In 1937 Lord Nuffield bought the coal and goods wharves. In 1951 he had the canal south of Hythe Bridge Street filled in, and had Worcester Street south of the junction with George Street Mews re-aligned and widened.

On the east side of the street, on the site of the coal wharf, Lord Nuffield had Nuffield College built. It is a graduate college of the University of Oxford. On the west side, on the site of the former goods wharf, Nuffield planned to have the college extended. But this part of the college was never built, and the site has been a public car park ever since.

==Location==
Worcester street runs roughly north–south. The northern section is part of the A4144 road. Its northern end is opposite the eponymous Worcester College, at the junction with Beaumont Street and Walton Street. Worcester College occupies the western side of the street from this junction as far south as the crossroads with Hythe Bridge Street and George Street. Gloucester Green, which includes Oxford's bus station, is to the east.

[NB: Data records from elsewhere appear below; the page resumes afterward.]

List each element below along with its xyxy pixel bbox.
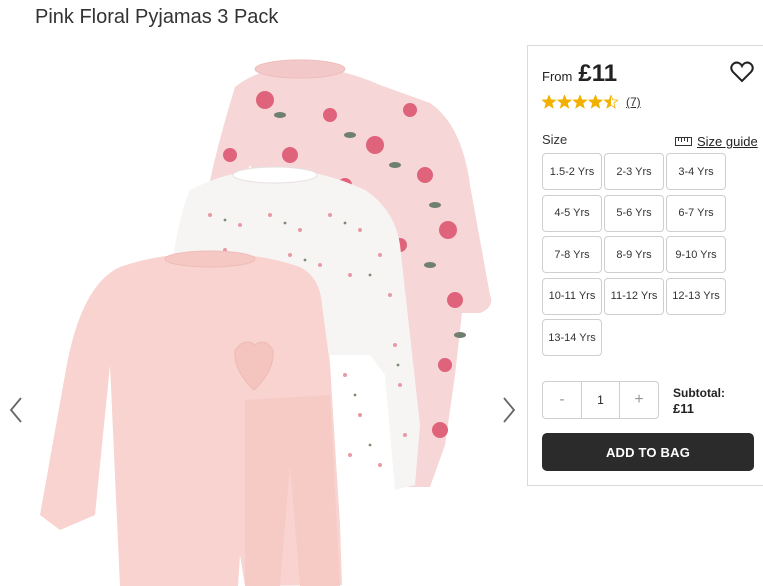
product-image xyxy=(40,59,492,586)
pink-heart-pocket-top-image xyxy=(40,250,342,586)
size-option[interactable]: 11-12 Yrs xyxy=(604,277,664,315)
size-option[interactable]: 12-13 Yrs xyxy=(666,277,726,315)
product-image-gallery xyxy=(0,45,520,586)
size-option[interactable]: 7-8 Yrs xyxy=(542,236,602,273)
star-icon xyxy=(603,95,619,109)
price-row: From £11 xyxy=(542,60,617,88)
size-guide-link[interactable]: Size guide xyxy=(675,134,758,149)
size-label: Size xyxy=(542,132,568,147)
quantity-stepper: - 1 + xyxy=(542,381,659,419)
star-icon xyxy=(587,95,604,109)
review-count-link[interactable]: (7) xyxy=(626,95,641,109)
decrease-quantity-button[interactable]: - xyxy=(543,382,581,418)
from-label: From xyxy=(542,69,573,84)
purchase-panel: From £11 (7) Size Size guide 1.5-2 Yrs 2-… xyxy=(527,45,763,486)
star-rating xyxy=(542,95,619,109)
subtotal: Subtotal: £11 xyxy=(673,385,725,417)
price: £11 xyxy=(578,60,618,87)
rating[interactable]: (7) xyxy=(542,95,641,109)
product-title: Pink Floral Pyjamas 3 Pack xyxy=(35,6,279,28)
chevron-left-icon xyxy=(9,397,22,423)
size-option[interactable]: 4-5 Yrs xyxy=(542,194,602,232)
size-option[interactable]: 1.5-2 Yrs xyxy=(542,153,602,190)
size-option[interactable]: 6-7 Yrs xyxy=(666,194,726,232)
increase-quantity-button[interactable]: + xyxy=(620,382,658,418)
size-option[interactable]: 2-3 Yrs xyxy=(604,153,664,190)
star-icon xyxy=(556,95,573,109)
star-icon xyxy=(542,95,557,109)
next-image-button[interactable] xyxy=(497,390,520,430)
chevron-right-icon xyxy=(503,397,516,423)
wishlist-button[interactable] xyxy=(729,59,755,85)
size-guide-label: Size guide xyxy=(697,134,758,149)
subtotal-value: £11 xyxy=(673,401,694,416)
size-option[interactable]: 13-14 Yrs xyxy=(542,319,602,356)
subtotal-label: Subtotal: xyxy=(673,386,725,400)
star-icon xyxy=(572,95,588,109)
size-option[interactable]: 9-10 Yrs xyxy=(666,236,726,273)
previous-image-button[interactable] xyxy=(4,390,28,430)
size-option[interactable]: 3-4 Yrs xyxy=(666,153,726,190)
ruler-icon xyxy=(675,137,692,146)
add-to-bag-button[interactable]: ADD TO BAG xyxy=(542,433,754,471)
size-option[interactable]: 5-6 Yrs xyxy=(604,194,664,232)
size-option[interactable]: 10-11 Yrs xyxy=(542,277,602,315)
heart-outline-icon xyxy=(730,61,754,83)
size-option[interactable]: 8-9 Yrs xyxy=(604,236,664,273)
quantity-value[interactable]: 1 xyxy=(581,382,620,418)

The Refugee Studies Centre, part of the University of Oxford's Department of International Development, is also here.

From the crossroads the A4144 continues west as Hythe Bridge Street.

The southern part of the street links the crossroads with the junction of Park End Street and New Road at the southern end. Worcester Street Car Park is on the west side. Nuffield College is in the east side of the street, between George Street Mews and New Road.